Мерещатся волки среди крестов, стая вдруг в снежной пелене. И такое даже, что один среди всех бег замедляет. И вой будто тоскливый доносится.
Чуть не волоком за собой Валенсию тяну. Размахивает руками, стараясь ударить, не хочет идти. Горе сильнее, чем мое горе. Сбрасывает с руки перчатку, решив, что так больней мне будет. Хрюкнув, бью тоже, бью и тащу опять. Пока не притискивает она властно к себе, намотав на кулак длинные мои волосы.
И я не верю, увидев близко вдруг улыбку на нежном, залитом слезами лице, раскрытые в волнении навстречу губы.
Но тут все и меркнет, уже ничего не вижу. Меткий снежок залепил мой единственный глаз. Внук спуску мне не давал, тут как тут был.
2019
Милый Ханс, дорогой Пётр
1
Весной сорок первого в цеху себя не помню, кто я, что и откуда, позабыл даже, что Ханс. Еще Вилли с Отто в аврале со мной возле печи стекловаренной. Отто закатывает горшок с шихтой в печь, и мы с Вилли мечемся по ступеням туда-сюда, как заведенные. От окна смотрового к топке на подземный этаж и к окну наверх обратно. Не люди уже – механизмы.

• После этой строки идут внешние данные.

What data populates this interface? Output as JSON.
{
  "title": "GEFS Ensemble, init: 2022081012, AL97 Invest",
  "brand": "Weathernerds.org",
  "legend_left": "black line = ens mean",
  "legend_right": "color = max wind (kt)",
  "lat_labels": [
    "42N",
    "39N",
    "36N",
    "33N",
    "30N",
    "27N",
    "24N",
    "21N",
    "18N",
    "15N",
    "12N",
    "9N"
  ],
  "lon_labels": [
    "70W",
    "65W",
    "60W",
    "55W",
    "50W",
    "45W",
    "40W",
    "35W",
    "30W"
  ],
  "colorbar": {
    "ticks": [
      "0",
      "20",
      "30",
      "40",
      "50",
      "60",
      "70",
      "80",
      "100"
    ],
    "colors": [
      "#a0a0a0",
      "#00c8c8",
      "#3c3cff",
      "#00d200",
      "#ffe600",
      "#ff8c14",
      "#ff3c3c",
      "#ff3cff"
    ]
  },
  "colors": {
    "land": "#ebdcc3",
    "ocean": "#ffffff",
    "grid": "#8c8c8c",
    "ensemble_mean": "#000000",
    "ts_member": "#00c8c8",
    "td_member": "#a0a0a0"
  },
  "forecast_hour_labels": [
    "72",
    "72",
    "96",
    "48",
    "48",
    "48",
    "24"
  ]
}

И варка за варкой. Снова печь на всю мощь запускаем и за стеклом побежали вдогонку. За собой сами угнаться не можем, на ногах уже не стоим. В многолюдном цеху выплывают и гаснут наши лица в завесе шихтовой пыли. Отто опять с тележкой-лафетом. И я с лопатой возле угольной топки. У окна смотрового Вилли. И Отто снова, мы с Вилли, и Отто опять. Заглянет Вилли в печь, и в глазах у самого стекло плавится.
2
Но люди мы были, хоть люди печи. И каждый волнение по-своему прятал, как умел. Грета, приникнув к окуляру спектрометра, изучала осколок сваренной стеклянной массы, наш осколок, и мы стояли вокруг, нависая над ней нетерпеливо. И придвинулись ближе еще, когда она подняла голову, оторвавшись наконец от прибора. Но вместо слов женщина легкомысленно сняла спецовку и, женщиной став, опять склонилась над осколком. Вилли совсем разволновался, что она в блузке, и положил пятерню на ее взмокшую шею, даже сжал слегка, но Грета не заметила. Мы все нависали над ней, и каменная складка губ лаборантки не предвещала ничего хорошего – целиком лица видеть не дано было.
Отто отодвинул женщину от прибора, приподняв вместе со стулом, и приник сам, тоже слился надолго. Нет, скинул еще очки, они мешали. Потом он встал и стоял удрученно без слов, только таращился близоруко. Вилли следом нагнулся и, глядя в окуляр, языком сокрушенно цокал, ухмылка при этом блуждала в усах. И я тоже посмотрел, и на прибор со злостью махнул, будто в приборе дело было.
А Грета все сидела, отвернувшись к стене. И вдруг вскочила, с искаженным лицом стала Вилли в грудь колотить, вспомнив ласку. А может, стекло бракованное или всё сразу, очень уж она отчаянно. Вилли терпел, кулачки ее в воздухе лениво ловил и опять ухмылялся. Не иначе, ухмылка была к нему приклеена.